Language teachers use Middlebury’s pedagogy for its engaging videos, opportunities to practice speech and immersive qualities. But some are less enamored of the technology itself. Jason Noble, a high school Spanish teacher, has been using Middlebury for three years, first through a partnership with Christian Schools International, where he was an online teacher, and now through Iowa Learning Online, the state-supported online learning platform. He has been complaining about a glitch when students submit assignments to the program that are supposed to be auto-graded and added to the grade book, but instead disappear. It happens only to a few students and is easy for a teacher to miss.

“You don’t know that something didn’t get submitted until a student emails you and says it’s not showing up in the gradebook -- if the student is conscientious enough to do that,” Noble said. He complained that Middlebury’s customer support has been poor and the problem has persisted for three years.

Christian Schools International (CSI) ended up dropping Middlebury in part because of problems connecting their learning management system to the program. Teachers found grading difficult, and when Middlebury tried to improve that aspect, CSI lost some of the flexibility to change content that they liked about Middlebury in the first place, said Marita Damghani, a consultant to CSI. In the end, the consortium moved over to Sevenstar, an online learning company that had the Christian content they wanted, teachers and materials all rolled into one.
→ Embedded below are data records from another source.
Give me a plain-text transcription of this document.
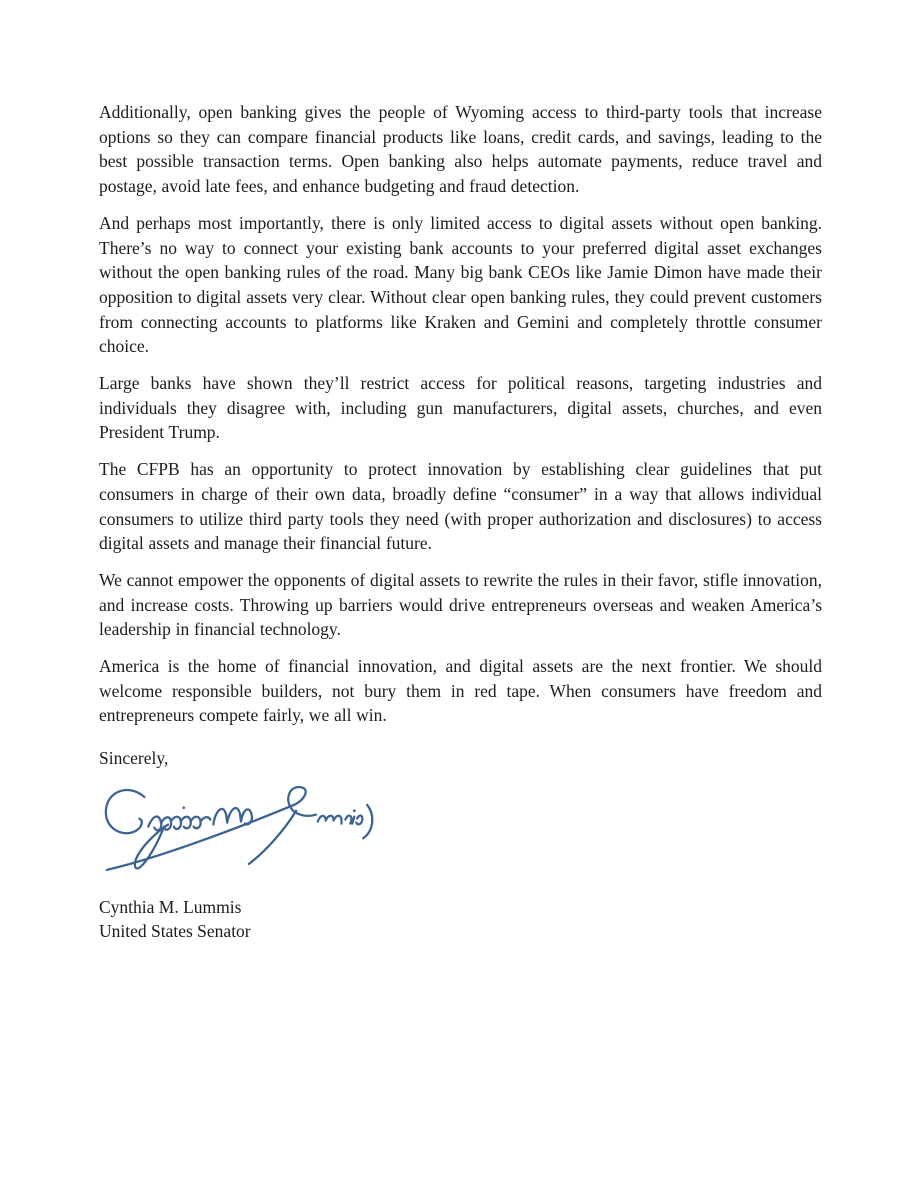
Additionally, open banking gives the people of Wyoming access to third-party tools that increase options so they can compare financial products like loans, credit cards, and savings, leading to the best possible transaction terms. Open banking also helps automate payments, reduce travel and postage, avoid late fees, and enhance budgeting and fraud detection.

And perhaps most importantly, there is only limited access to digital assets without open banking. There’s no way to connect your existing bank accounts to your preferred digital asset exchanges without the open banking rules of the road. Many big bank CEOs like Jamie Dimon have made their opposition to digital assets very clear. Without clear open banking rules, they could prevent customers from connecting accounts to platforms like Kraken and Gemini and completely throttle consumer choice.

Large banks have shown they’ll restrict access for political reasons, targeting industries and individuals they disagree with, including gun manufacturers, digital assets, churches, and even President Trump.

The CFPB has an opportunity to protect innovation by establishing clear guidelines that put consumers in charge of their own data, broadly define “consumer” in a way that allows individual consumers to utilize third party tools they need (with proper authorization and disclosures) to access digital assets and manage their financial future.

We cannot empower the opponents of digital assets to rewrite the rules in their favor, stifle innovation, and increase costs. Throwing up barriers would drive entrepreneurs overseas and weaken America’s leadership in financial technology.

America is the home of financial innovation, and digital assets are the next frontier. We should welcome responsible builders, not bury them in red tape. When consumers have freedom and entrepreneurs compete fairly, we all win.

Sincerely,

Cynthia M. Lummis
United States Senator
“I am concerned if they reached out with a phone call or a chat, and they weren't told the solution,” said Jane Swift, CEO of Middlebury Interactive Languages. Over the past two years, she says, the company has been adding more and better qualified customer service people to try to address complaints like Noble’s. The company has also hired regional implementation leaders with education backgrounds that make school visits to identify and solve common issues.

The auto-grading problem that has so frustrated Noble is a loading issue, according to Swift. If a student clicks to another screen while an assignment is in the process of being submitted, it never gets saved. That processing time is a little longer than students expect because big audio files are bouncing between the school’s learning management system, like Blackboard or Moodle, back to Middlebury and then back to the school again. Swift says Middlebury is working to integrate more features like “the spinning wheel of death,” which gives students clues that if they move on they’ll lose their work.
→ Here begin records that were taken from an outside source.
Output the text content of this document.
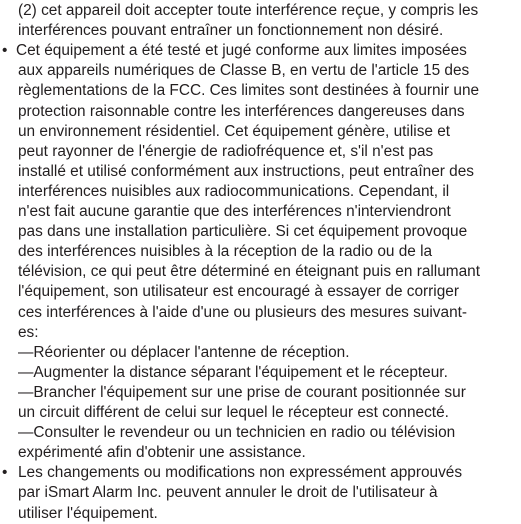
(2) cet appareil doit accepter toute interférence reçue, y compris les
interférences pouvant entraîner un fonctionnement non désiré.
• Cet équipement a été testé et jugé conforme aux limites imposées
aux appareils numériques de Classe B, en vertu de l'article 15 des
règlementations de la FCC. Ces limites sont destinées à fournir une
protection raisonnable contre les interférences dangereuses dans
un environnement résidentiel. Cet équipement génère, utilise et
peut rayonner de l'énergie de radiofréquence et, s'il n'est pas
installé et utilisé conformément aux instructions, peut entraîner des
interférences nuisibles aux radiocommunications. Cependant, il
n'est fait aucune garantie que des interférences n'interviendront
pas dans une installation particulière. Si cet équipement provoque
des interférences nuisibles à la réception de la radio ou de la
télévision, ce qui peut être déterminé en éteignant puis en rallumant
l'équipement, son utilisateur est encouragé à essayer de corriger
ces interférences à l'aide d'une ou plusieurs des mesures suivant-
es:
—Réorienter ou déplacer l'antenne de réception.
—Augmenter la distance séparant l'équipement et le récepteur.
—Brancher l'équipement sur une prise de courant positionnée sur
un circuit différent de celui sur lequel le récepteur est connecté.
—Consulter le revendeur ou un technicien en radio ou télévision
expérimenté afin d'obtenir une assistance.
• Les changements ou modifications non expressément approuvés
par iSmart Alarm Inc. peuvent annuler le droit de l'utilisateur à
utiliser l'équipement.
“We’ve been monitoring our support statistics for the past two years and have seen significant improvement, both in the time it takes us to resolve a concern and being able to provide an acceptable resolution for a client,” Swift said. That’s come from a lot of hard work, and basic tech support for schools.

Most problems arise when the school's learning management system tries to integrate Middlebury’s platform. The company’s tech team has found that schools have different versions of software and very little technological support. While some problems originate at Middlebury, many are either a function of how the program is being used or slow Internet at the school sites. Middlebury’s program is bandwidth-intensive because of the video and audio elements, making it difficult for many schools to support it.

“In a perfect world, all schools in the U.S. would have perfect connectivity and modern hardware and software that could connect to ours,” said Reinhold Lange, senior director of digital strategy. “But what we have found more often than not is that there are problems downstream from our system.”

“If students and teachers are having challenges, we are going to be forefront in the industry to address those challenges,” Swift said.


She’s clear the mission of the company is to provide strong language pedagogy to students who might not otherwise have access. In today’s reality, that means providing a lot of tech support that could be more efficiently offered by school districts themselves.